Acredita que é possível?

É fundamental, sem o que a sociedade viverá bastantes vicissitudes. Isto dá em guerras.

 

Porque é que saiu da Caixa batendo com a porta com tanto estrondo? Porque é que não quis sair de mansinho? Estava em desacordo, como é evidente, mas aquilo foi uma coisa que se ouviu muito cá fora. 

Porque tinha de chamar a atenção para o que se estava a passar na Caixa. Princípios, mais uma vez. Achei que se saísse sem dizer alguma coisa não fazia bem a minha obrigação. Nunca fiz comentários públicos sobre o que se passou na Caixa, só disse que não concordava com o que se estava a passar.

 

Para a opinião pública a ideia que passou foi a de estar em conflito aberto com António de Sousa, que era então presidente.

É verdade, foi isso. Exactamente porque discordava dos princípios. Os conflitos emergiram e cedo percebi que quem tinha que sair era eu, não eram os outros membros da administração. Fui eu que fiz declarações de voto para as actas, fui eu que disse publicamente que discordava do que se andava a passar, fui eu que incumpri as regras da chamada solidariedade do órgão. Fiz a quebra daquilo que prezo, e que aparenta ser solidariedade; não tenho solidariedade para com maus critérios, tenho solidariedade para com os meus critérios. São os meus, não são perfeitos, mas não são tolerantes em excesso. Há um limite a partir do qual não passo.

 

O conflito foi com o Pina Moura?

Não, não tive nenhum conflito com o ministro, nem com esse nem com o seguinte. Os conflitos foram com parte dos meus colegas do conselho de administração. Até dei caminho ao ministro, disse-lhe que me queria ir embora: “Ou me reformo, ou me manda terminar mandato noutras actividades, ou me demite”. Acabei por colaborar reformando-me. Mas não foi um caminho fácil – hoje já posso dizer isso. As coisas não correram bem, estive tempo demais a aguardar, pediram-me para continuar “apesar de”, e quando veio a público, veio já nas piores condições, já com declarações falsas dos membros da administração, já com alguma degradação.

 

Nesses processos também não hesita, não foge ao conflito.
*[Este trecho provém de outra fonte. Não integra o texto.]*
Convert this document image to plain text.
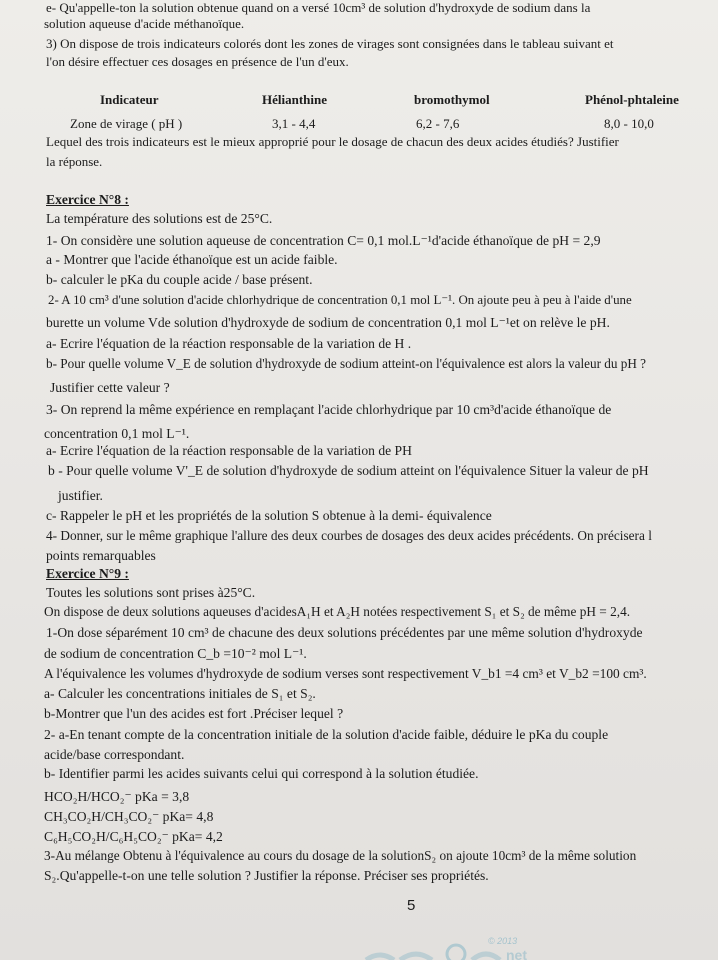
e- Qu'appelle-ton la solution obtenue quand on a versé 10cm³ de solution d'hydroxyde de sodium dans la
solution aqueuse d'acide méthanoïque.
3) On dispose de trois indicateurs colorés dont les zones de virages sont consignées dans le tableau suivant et
l'on désire effectuer ces dosages en présence de l'un d'eux.
Indicateur	Hélianthine	bromothymol	Phénol-phtaleine
Zone de virage ( pH )	3,1 - 4,4	6,2 - 7,6	8,0 - 10,0
Lequel des trois indicateurs est le mieux approprié pour le dosage de chacun des deux acides étudiés? Justifier
la réponse.
Exercice N°8 :
La température des solutions est de 25°C.
1- On considère une solution aqueuse de concentration C= 0,1 mol.L⁻¹d'acide éthanoïque de pH = 2,9
a - Montrer que l'acide éthanoïque est un acide faible.
b- calculer le pKa du couple acide / base présent.
2- A 10 cm³ d'une solution d'acide chlorhydrique de concentration 0,1 mol L⁻¹. On ajoute peu à peu à l'aide d'une
burette un volume Vde solution d'hydroxyde de sodium de concentration 0,1 mol L⁻¹et on relève le pH.
a- Ecrire l'équation de la réaction responsable de la variation de H .
b- Pour quelle volume V_E de solution d'hydroxyde de sodium atteint-on l'équivalence est alors la valeur du pH ?
Justifier cette valeur ?
3- On reprend la même expérience en remplaçant l'acide chlorhydrique par 10 cm³d'acide éthanoïque de
concentration 0,1 mol L⁻¹.
a- Ecrire l'équation de la réaction responsable de la variation de PH
b - Pour quelle volume V'_E de solution d'hydroxyde de sodium atteint on l'équivalence Situer la valeur de pH
justifier.
c- Rappeler le pH et les propriétés de la solution S obtenue à la demi- équivalence
4- Donner, sur le même graphique l'allure des deux courbes de dosages des deux acides précédents. On précisera l
points remarquables
Exercice N°9 :
Toutes les solutions sont prises à25°C.
On dispose de deux solutions aqueuses d'acidesA₁H et A₂H notées respectivement S₁ et S₂ de même pH = 2,4.
1-On dose séparément 10 cm³ de chacune des deux solutions précédentes par une même solution d'hydroxyde
de sodium de concentration C_b =10⁻² mol L⁻¹.
A l'équivalence les volumes d'hydroxyde de sodium verses sont respectivement V_b1 =4 cm³ et V_b2 =100 cm³.
a- Calculer les concentrations initiales de S₁ et S₂.
b-Montrer que l'un des acides est fort .Préciser lequel ?
2- a-En tenant compte de la concentration initiale de la solution d'acide faible, déduire le pKa du couple
acide/base correspondant.
b- Identifier parmi les acides suivants celui qui correspond à la solution étudiée.
HCO₂H/HCO₂⁻ pKa = 3,8
CH₃CO₂H/CH₃CO₂⁻ pKa= 4,8
C₆H₅CO₂H/C₆H₅CO₂⁻ pKa= 4,2
3-Au mélange Obtenu à l'équivalence au cours du dosage de la solutionS₂ on ajoute 10cm³ de la même solution
S₂.Qu'appelle-t-on une telle solution ? Justifier la réponse. Préciser ses propriétés.
5
© 2013
net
Não fujo ao rompimento. É um processo doloroso, qualquer rompimento, seja profissional, familiar.

 

Fale-me da relação que tem com os seus filhos. Ouvi dizer que vai ver aves com o seu filho.

Já não vou, porque tenho muitas dificuldades em ver.

 

Por causa da diabetes?

Sim. Mas tinha muito gosto em ir. Na infância era um fã dos pássaros.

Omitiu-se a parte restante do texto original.